Now we need to see the necessity of doing this similarity clustering at scale. Would that be possible by existing methods?

Let us start with LLMs.

LLMs are not a browsing solution, i.e. you can view the pages from a search.

Vector based embedding should be called as hash embedding because that is what is happening, it wont give you a browsing based solution too. Retrieval Augmented Generation is based on Vector Embeddings
Private Document Search such as Solr/ElasticSearch are the actual vector based search and still need to search for every keyword.

This shows that in all the existing systems search or query dominates the information retrieval than knowledge comprehension or compression. We need to extract the knowledge to comprehend for better visibility and the only way to do it is combining Graph based data structure and Similarity Cluster.

To comprehend something, all the information is needed. Not just a small window of information.

With that now, the definition of Context. In the Enterprise data world, Context is not just data but how it is connected

Context must extract how the workflow flows
Context must extract how things are connected
Context must extract how to connect the things, ie creating new information.
Context must make the meaning out of the situation.
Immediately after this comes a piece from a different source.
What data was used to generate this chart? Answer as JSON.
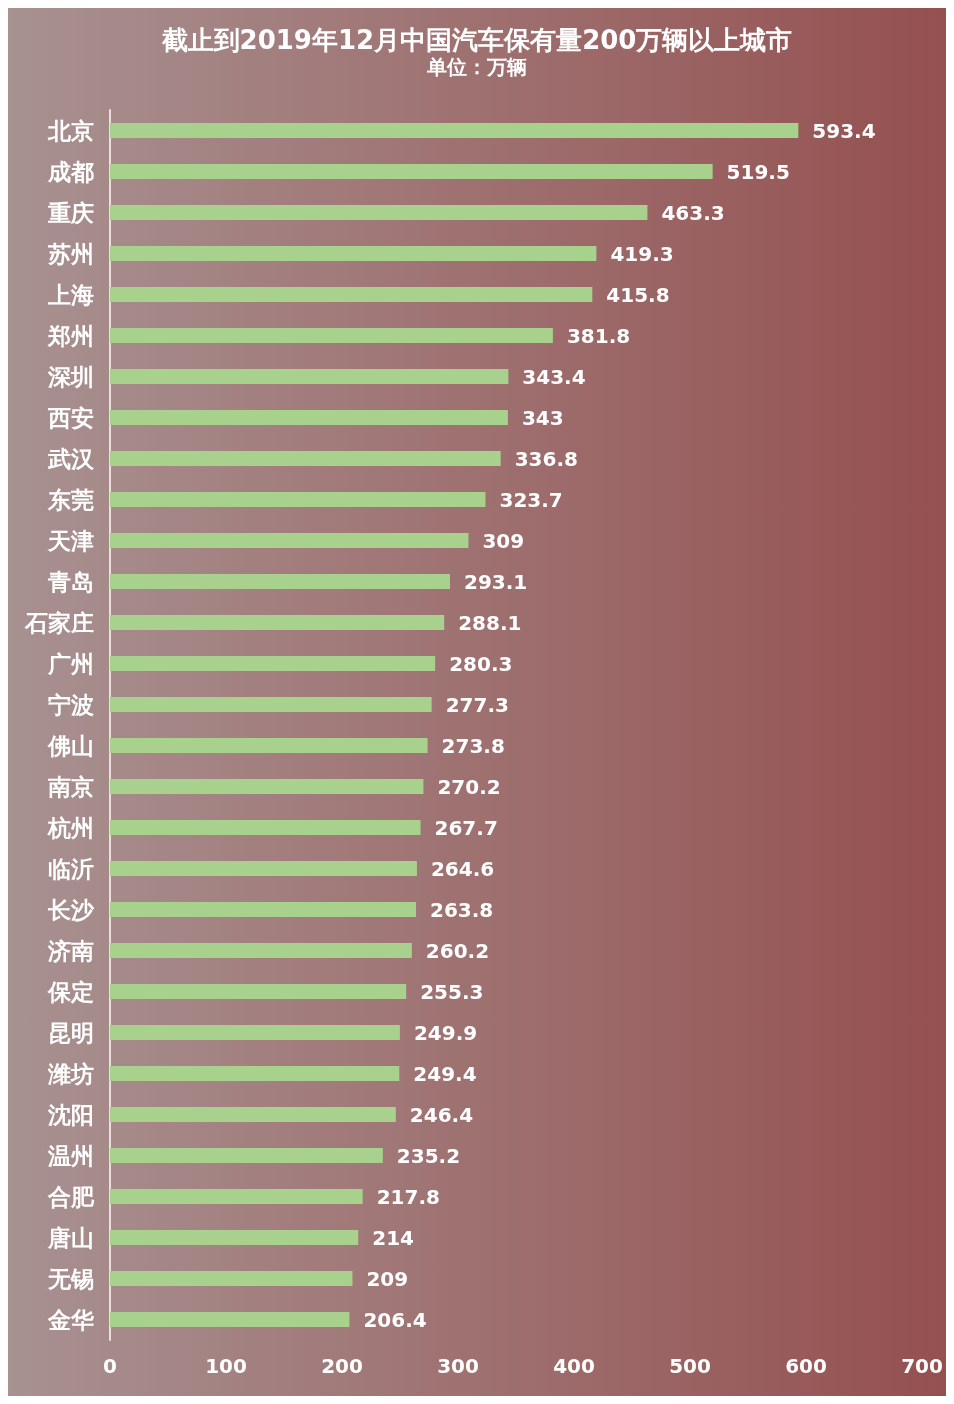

Now the main step of extraction of these things and storing it in a graph database for reasoning, access. Data should be transformed into nodes, edges and properties. This needs to be done automatically, i.e. AI must do it.

The similarity clustering already exists. Extracting these from those clusters is fairly straightforward. Here to look at the analogy from languages.

In language, Nouns would be numerous and varied, that would be nodes

Verbs would limited but found commonly connecting nouns that would be edges

Prepositions would be pointing to directions, properties etc so that would labels

As with the text data, the same pattern can be easily used to populate data into graphs.

For mixed data i.e. data with both numbers and text, the same method can be used too. Data from similarity clusters taken directly and populated via graph algorithms.

Clustering based on similarity is a necessity because only then transforming the data into graph structure is easier. Automatic disambiguation of nodes, edges is easier when phrases are extracted from the similar data points. Without that, creating structure from unstructured data is not possible.

Now, Context and Context graphs can be created easily, the uses could be AI Agents or passing to LLMs or using graph query to manage it.